Vi proponiamo l’intervento di MeDeA all’interno dell’iniziativa di oggi organizzata a Roma dalle compagne della Coordinamenta. Buona lettura a chi leggerà e grazie alle compagne per averci invitate e per averci regalato un’occasione di riflessione in più su una questione così importante come la memoria, femminista.

Articolare storicamente il passato non significa conoscerlo “proprio così com’è stato davvero”. Vuol dire impossessarsi di un ricordo così come balena in un attimo di pericolo. (…) il pericolo è uno solo: prestarsi ad essere strumento della classe dominante. In ogni epoca bisogna tentare di strappare nuovamente la trasmissione del passato al conformismo che è sul punto di soggiogarla. (Walter Benjamin, Sul concetto di storia, VI, ed. Porfido, 2007)

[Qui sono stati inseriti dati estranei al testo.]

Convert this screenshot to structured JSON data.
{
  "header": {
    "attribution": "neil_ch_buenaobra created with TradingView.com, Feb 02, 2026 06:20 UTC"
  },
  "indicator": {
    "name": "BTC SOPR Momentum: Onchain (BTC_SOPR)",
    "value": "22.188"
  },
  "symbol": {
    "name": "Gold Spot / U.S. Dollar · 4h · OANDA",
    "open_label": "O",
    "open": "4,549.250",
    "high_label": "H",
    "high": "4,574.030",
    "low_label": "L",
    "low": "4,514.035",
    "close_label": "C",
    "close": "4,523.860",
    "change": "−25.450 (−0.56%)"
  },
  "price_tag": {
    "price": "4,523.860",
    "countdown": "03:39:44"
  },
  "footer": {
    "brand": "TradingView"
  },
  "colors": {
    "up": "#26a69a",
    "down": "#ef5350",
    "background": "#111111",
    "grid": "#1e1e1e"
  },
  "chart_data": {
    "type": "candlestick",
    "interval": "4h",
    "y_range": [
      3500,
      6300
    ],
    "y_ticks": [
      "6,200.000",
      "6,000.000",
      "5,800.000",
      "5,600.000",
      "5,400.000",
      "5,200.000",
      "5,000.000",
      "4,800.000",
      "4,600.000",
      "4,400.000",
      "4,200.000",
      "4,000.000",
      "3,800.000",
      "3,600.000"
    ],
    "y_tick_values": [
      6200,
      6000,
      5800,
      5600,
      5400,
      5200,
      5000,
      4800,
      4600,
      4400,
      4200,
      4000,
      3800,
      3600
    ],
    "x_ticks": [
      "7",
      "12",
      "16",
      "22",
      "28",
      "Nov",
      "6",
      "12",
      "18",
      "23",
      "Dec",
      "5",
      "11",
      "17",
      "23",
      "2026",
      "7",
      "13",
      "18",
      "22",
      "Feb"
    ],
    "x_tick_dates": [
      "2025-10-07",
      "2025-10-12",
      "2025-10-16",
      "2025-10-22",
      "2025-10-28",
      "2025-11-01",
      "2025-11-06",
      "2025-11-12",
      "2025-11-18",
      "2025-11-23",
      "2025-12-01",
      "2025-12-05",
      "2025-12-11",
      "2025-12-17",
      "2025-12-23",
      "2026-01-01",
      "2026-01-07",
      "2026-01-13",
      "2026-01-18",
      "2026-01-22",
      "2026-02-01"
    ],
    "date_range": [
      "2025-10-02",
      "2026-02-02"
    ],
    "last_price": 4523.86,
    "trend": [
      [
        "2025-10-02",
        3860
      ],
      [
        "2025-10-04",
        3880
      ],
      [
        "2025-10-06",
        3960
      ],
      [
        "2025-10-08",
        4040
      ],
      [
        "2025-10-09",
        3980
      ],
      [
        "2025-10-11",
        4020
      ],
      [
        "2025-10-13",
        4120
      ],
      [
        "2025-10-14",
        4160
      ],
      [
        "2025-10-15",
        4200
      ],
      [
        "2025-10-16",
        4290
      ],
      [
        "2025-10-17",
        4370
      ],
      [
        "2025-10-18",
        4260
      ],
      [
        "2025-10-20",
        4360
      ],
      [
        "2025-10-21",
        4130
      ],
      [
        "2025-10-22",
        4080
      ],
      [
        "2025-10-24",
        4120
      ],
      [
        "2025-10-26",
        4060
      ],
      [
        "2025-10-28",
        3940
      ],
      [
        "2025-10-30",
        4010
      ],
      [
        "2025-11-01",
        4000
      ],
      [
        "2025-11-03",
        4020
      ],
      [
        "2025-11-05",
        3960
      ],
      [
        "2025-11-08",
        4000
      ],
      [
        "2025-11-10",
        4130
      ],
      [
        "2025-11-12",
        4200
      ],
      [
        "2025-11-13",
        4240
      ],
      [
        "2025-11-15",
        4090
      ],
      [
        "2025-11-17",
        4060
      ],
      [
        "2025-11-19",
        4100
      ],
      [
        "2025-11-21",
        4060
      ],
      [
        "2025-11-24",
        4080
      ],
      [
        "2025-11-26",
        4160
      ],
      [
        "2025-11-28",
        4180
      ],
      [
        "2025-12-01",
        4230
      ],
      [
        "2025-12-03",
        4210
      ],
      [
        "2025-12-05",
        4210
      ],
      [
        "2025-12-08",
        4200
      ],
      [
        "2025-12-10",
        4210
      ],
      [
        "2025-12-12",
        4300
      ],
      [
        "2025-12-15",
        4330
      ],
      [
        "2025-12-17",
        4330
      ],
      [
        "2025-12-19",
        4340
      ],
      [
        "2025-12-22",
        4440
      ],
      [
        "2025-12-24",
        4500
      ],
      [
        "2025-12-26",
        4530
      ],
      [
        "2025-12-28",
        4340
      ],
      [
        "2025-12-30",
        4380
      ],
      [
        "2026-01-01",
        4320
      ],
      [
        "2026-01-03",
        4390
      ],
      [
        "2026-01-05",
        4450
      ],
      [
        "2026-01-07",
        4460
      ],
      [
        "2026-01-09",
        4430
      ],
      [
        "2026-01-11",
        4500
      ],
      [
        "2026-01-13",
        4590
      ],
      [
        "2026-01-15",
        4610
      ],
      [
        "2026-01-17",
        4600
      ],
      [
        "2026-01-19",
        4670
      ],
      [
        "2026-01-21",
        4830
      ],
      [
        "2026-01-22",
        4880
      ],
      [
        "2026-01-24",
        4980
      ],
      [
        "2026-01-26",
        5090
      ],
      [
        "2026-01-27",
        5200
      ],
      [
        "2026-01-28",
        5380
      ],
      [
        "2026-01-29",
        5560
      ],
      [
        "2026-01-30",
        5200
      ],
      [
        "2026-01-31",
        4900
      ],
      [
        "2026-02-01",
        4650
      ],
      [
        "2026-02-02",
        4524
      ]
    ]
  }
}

Come, quanto e chi ha memoria del femminismo, oggi? E quanto tale memoria è collettiva e condivisa? Ci sono due modi per abbozzare un’ipotesi di risposta. Uno è interpretare l’espressione “memoria del femminismo” nel senso di un genitivo soggettivo, come memoria che le femministe hanno di sè, o  di chi le ha precedute – ma è una via, pur importante per dar sostanza e resistenza alla propria militanza, molto, troppo autoreferenziale – l’altro è quello di leggerlo come un genitivo oggettivo: l’eventuale memoria collettiva che le donne oggi hanno, conservano, rielaborano sulla portata teorica e pratica del femminismo. Porsi la questione da questo secondo punto di vista significa spesso  trovarsi di fronte a  qualcosa che, purtroppo, nell’esperienza quotidiana di molte di noi e al di fuori dei rispettivi ambiti di militanza, si manifesta  come  rimozione, oblio, talvolta persino rifiuto esplicito, comunque mancata o parziale conoscenza. Le donne, specie le giovani donne, tendono a utilizzare la parola femminismo in senso spregiativo, come una di quelle brutte pestilenze del passato che la scoperta degli antibiotici ha neutralizzato e reso inattuali per sempre. Due anni fa – con l’emergenza della proposta di legge regionale sull’ingresso dei volontari del Mpv nei consultori- come collettivo avevamo cominciato un’indagine sul campo per sondare la conoscenza che le donne, e in particolare le giovani donne avevano di quella proposta e dei consultori in generale. I primi dati furono pressochè a senso unico: i consultori non  frequentati, poco conosciuti, o, se conosciuti per ragioni occasionali ( spesso emergenze, come la pillola del giorno dopo), vissuti e percepiti con disagio e disaffezione. Al di là del dato sui consultori, che meriterebbe un’analisi a parte, emerse allora qualcosa che molte ritrovano nella vita quotidiana, al di là dei propri ambiti di movimento, femministi e/o misti, sul lavoro, nel tempo libero. Una cattiva e incompleta conoscenza del femminismo, delle sue elaborazioni teoriche e del significato delle sue pratiche, percepito come qualcosa di vecchio e polveroso, inattuale, inutile se non dannoso per quanto riguarda soprattutto la sfera delle relazioni tra i generi.